I´m in a hurry, I’m late for a site visit. Here, as usual I expect my tireless work partner, my director of enforcement. I can not resist asking, perhaps from the professional point of view of someone who shares my work, if you have a definition that could satisfy me. “He’s prson assigned to exclusively treat only beauty in architecture.” I love that beauty will always implicit in the my profession design. Another thing is to get it. I´m on the way what I want
I come home, I take the dictionary and immerse myself in their definitions. Formally architect as I be able to see is “who put orden in things“. And when it comes to “things” refers to work and spaces.
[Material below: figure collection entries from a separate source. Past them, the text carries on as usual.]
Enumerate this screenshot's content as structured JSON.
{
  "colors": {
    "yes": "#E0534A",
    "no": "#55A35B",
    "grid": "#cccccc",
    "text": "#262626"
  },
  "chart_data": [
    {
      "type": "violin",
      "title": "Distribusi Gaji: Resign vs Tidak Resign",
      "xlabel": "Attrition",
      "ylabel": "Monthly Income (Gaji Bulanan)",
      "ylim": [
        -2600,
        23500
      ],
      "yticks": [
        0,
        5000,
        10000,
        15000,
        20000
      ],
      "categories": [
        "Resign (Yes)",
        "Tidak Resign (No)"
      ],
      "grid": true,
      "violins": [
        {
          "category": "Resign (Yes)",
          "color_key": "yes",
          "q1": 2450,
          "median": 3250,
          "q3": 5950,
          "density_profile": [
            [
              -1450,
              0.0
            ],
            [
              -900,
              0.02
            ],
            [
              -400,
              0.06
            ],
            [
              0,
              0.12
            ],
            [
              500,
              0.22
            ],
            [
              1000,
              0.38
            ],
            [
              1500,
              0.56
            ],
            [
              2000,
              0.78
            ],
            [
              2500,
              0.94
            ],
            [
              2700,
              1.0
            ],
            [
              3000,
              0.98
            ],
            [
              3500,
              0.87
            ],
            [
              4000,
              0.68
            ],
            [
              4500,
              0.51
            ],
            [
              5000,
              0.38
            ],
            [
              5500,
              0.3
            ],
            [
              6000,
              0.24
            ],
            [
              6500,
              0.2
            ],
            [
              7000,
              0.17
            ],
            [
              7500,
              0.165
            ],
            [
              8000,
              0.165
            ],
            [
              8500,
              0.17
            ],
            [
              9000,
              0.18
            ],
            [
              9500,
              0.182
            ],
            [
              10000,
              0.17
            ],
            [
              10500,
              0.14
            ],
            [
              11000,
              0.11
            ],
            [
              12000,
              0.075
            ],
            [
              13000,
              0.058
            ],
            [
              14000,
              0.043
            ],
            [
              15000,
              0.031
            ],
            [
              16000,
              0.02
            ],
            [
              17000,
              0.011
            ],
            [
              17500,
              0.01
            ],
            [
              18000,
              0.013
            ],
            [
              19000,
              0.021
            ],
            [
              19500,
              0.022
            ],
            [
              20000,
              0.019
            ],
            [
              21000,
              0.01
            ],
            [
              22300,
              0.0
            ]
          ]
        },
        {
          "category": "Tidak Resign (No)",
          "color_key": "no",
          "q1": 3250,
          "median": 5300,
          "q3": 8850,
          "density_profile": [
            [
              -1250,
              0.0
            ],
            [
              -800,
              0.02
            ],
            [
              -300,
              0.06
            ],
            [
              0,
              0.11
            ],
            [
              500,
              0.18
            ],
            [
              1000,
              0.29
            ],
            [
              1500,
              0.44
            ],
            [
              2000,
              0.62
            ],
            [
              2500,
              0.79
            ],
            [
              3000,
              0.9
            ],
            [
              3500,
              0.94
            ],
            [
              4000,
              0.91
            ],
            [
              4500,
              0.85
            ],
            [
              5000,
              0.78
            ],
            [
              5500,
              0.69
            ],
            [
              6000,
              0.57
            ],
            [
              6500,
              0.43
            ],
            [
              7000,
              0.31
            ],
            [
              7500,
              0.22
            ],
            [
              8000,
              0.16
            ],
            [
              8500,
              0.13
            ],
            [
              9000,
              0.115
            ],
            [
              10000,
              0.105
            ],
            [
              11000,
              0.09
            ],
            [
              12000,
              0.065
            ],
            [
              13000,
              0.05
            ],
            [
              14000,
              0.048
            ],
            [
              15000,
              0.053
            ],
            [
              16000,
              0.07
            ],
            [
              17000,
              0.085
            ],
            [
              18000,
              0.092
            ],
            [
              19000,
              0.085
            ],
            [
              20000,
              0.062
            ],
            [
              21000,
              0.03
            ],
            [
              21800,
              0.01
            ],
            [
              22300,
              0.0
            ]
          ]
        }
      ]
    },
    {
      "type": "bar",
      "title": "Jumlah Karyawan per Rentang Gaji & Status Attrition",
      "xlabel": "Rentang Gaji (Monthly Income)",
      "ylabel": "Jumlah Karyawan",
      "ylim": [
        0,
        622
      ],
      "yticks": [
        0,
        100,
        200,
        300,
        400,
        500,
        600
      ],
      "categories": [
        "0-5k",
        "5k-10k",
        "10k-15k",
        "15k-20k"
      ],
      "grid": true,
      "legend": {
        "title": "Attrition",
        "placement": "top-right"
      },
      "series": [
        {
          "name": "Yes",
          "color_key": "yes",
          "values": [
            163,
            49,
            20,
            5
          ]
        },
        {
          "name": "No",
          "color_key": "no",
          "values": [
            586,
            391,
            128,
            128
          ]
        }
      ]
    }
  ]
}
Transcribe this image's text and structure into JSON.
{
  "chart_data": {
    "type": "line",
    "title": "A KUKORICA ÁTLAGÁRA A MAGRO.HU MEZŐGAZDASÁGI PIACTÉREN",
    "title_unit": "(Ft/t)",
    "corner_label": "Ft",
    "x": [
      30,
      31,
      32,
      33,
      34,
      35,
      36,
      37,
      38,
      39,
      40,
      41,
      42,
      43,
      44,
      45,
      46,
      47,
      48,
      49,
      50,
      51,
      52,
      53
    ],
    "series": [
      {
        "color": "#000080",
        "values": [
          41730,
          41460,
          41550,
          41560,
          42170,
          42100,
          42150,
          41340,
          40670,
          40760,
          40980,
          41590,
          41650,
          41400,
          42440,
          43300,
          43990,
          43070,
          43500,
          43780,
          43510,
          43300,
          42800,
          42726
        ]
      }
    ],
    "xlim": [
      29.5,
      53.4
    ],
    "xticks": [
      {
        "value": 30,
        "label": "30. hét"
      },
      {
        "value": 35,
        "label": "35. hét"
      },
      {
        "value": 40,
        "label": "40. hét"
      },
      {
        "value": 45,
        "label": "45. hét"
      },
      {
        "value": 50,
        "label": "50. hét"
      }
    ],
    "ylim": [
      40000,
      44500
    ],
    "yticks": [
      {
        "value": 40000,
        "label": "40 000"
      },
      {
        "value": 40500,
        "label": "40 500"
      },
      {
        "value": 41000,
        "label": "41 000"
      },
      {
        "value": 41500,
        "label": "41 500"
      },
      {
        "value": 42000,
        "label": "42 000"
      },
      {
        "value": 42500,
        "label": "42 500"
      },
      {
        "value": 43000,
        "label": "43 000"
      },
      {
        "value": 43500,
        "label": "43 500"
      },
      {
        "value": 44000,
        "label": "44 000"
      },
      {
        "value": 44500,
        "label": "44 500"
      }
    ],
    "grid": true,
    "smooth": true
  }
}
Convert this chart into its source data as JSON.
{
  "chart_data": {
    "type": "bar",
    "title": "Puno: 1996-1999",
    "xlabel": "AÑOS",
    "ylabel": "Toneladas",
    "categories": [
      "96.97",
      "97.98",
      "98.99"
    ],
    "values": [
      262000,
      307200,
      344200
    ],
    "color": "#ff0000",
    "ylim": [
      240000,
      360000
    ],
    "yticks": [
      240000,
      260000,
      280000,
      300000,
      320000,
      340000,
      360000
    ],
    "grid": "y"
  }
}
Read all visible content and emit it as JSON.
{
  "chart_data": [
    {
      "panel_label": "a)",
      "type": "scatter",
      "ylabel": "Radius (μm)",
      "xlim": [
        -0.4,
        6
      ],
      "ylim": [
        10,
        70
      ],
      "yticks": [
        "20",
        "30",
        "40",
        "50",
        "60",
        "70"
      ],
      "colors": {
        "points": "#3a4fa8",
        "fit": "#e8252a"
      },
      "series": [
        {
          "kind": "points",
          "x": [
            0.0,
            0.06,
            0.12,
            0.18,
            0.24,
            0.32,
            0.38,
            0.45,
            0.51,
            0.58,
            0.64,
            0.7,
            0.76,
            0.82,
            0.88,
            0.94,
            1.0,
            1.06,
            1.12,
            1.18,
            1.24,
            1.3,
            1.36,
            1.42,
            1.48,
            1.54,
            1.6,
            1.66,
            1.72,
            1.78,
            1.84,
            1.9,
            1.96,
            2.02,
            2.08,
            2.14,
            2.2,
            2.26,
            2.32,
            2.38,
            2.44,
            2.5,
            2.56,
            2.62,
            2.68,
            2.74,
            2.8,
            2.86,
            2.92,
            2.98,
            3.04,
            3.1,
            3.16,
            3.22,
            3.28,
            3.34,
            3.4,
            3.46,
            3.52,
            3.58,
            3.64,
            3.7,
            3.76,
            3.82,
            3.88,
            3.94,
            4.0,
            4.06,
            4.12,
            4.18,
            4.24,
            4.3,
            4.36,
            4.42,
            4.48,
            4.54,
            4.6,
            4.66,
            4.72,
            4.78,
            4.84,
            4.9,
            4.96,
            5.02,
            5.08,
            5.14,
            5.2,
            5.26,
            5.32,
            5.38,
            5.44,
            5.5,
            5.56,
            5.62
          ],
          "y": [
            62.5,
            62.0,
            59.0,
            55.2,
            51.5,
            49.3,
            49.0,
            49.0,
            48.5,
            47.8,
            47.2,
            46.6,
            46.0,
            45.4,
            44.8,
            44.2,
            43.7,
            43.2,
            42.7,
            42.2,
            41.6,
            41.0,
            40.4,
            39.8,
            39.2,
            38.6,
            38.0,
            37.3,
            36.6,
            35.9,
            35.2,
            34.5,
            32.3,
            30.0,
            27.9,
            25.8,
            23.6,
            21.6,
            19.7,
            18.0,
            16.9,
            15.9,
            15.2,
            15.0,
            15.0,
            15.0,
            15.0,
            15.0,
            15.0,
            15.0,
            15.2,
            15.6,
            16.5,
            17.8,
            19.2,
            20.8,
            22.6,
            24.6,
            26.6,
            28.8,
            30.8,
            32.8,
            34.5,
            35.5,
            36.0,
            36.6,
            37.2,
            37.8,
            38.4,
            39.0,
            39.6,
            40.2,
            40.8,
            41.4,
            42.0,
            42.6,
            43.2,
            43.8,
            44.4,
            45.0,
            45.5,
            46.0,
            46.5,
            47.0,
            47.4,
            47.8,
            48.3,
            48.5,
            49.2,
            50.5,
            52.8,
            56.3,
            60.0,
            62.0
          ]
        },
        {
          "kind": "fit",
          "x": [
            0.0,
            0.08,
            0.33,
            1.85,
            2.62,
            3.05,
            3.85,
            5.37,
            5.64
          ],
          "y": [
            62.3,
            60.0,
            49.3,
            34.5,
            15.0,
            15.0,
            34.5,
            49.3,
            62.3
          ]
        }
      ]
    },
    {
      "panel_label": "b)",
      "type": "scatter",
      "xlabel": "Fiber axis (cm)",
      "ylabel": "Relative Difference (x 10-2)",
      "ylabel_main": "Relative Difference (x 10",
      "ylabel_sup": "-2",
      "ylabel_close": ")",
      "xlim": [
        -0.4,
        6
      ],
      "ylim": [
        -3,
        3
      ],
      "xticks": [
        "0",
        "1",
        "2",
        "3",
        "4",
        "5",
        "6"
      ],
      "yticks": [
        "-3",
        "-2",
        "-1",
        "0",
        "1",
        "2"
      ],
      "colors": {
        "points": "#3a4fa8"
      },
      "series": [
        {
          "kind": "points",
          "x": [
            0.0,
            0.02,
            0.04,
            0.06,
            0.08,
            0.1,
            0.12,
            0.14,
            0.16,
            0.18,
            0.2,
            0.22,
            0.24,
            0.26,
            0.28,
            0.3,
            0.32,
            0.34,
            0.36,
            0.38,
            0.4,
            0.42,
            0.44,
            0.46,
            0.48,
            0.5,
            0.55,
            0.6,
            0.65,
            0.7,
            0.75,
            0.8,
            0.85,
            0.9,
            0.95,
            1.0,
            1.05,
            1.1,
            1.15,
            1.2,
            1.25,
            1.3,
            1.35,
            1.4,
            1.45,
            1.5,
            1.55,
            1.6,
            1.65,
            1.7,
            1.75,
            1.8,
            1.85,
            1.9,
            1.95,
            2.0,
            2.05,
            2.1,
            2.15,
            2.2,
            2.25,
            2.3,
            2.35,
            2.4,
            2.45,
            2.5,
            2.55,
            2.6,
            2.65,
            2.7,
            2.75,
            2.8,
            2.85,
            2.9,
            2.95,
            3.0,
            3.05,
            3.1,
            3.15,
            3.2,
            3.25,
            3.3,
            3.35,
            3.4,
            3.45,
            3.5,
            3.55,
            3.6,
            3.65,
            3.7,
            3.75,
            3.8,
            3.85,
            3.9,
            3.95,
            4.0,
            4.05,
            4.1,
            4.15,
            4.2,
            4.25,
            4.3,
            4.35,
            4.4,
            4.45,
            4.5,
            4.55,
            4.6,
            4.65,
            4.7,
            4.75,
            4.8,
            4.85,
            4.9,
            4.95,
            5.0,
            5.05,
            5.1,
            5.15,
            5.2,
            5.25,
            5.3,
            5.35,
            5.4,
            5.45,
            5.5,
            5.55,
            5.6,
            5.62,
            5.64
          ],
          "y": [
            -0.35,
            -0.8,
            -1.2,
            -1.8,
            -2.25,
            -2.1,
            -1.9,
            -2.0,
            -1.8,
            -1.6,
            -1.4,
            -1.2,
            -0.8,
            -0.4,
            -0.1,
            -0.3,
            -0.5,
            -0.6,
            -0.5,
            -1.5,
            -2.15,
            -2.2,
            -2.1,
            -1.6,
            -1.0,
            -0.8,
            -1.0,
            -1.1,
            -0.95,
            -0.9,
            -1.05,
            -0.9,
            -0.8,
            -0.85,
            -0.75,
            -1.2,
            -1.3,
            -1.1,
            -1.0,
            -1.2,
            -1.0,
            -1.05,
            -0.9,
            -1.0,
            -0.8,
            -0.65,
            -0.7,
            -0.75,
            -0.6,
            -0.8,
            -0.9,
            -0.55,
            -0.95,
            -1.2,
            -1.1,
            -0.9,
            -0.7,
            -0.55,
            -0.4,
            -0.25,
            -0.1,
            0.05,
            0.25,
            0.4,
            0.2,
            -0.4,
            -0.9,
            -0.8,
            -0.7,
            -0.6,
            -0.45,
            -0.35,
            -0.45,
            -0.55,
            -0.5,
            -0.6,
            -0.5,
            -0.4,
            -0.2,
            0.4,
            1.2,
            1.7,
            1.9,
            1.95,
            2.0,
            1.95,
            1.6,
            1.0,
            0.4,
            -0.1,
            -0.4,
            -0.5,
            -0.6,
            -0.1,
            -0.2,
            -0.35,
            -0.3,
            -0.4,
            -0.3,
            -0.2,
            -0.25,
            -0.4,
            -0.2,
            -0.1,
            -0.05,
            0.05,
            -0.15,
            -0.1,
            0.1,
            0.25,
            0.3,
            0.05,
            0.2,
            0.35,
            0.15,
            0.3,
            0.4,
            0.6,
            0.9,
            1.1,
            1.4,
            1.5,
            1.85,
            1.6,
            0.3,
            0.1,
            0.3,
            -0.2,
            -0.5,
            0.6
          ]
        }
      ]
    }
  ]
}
It concluded that everything revolves around the management of my surroundings, to the realization of ideas, to the interaction of elements, and all under the supervision of my artistic sensibility. The beauty comes from my ability to sort according to a harmony. That will be my work.
Interestingly, putting some feet on the ground, opening a newspaper, al that idyllic concept of my profession, seems to get your hands dirty. It is when an architect comes into our lives when everything changes we want to make our project, our indications as client should prevail, the fees are too high, the administration is always dealing with reputable individuals …
The phone rings, a new customer is there. After a brief conversation, I notice that something has changed. My role tireless seeker of beauty, suggestive spaces creator, artist management in volume … is gone. Suddenly I find myself in an intense negotiation, a tug of amounts of money. A euro up, two down, in this case I have nine of the words I want. I hang up the handset and reflect myself …
“I’m a prostitute and they pay me very well for the skyscrapers”. Philip Johnson
I think it´s uselees keep thinking about that. As much as I look, no matter how hard I try, it seems that everything takes me to the begining. I realize of my mistake, I sought a solution in general, without defining my own individuality. That’s why I decided to get my own ten words. I will be who I define myself, my work will speak for me who will be the ten words that seek me in the twilight of my career and I remember what I have been and I am.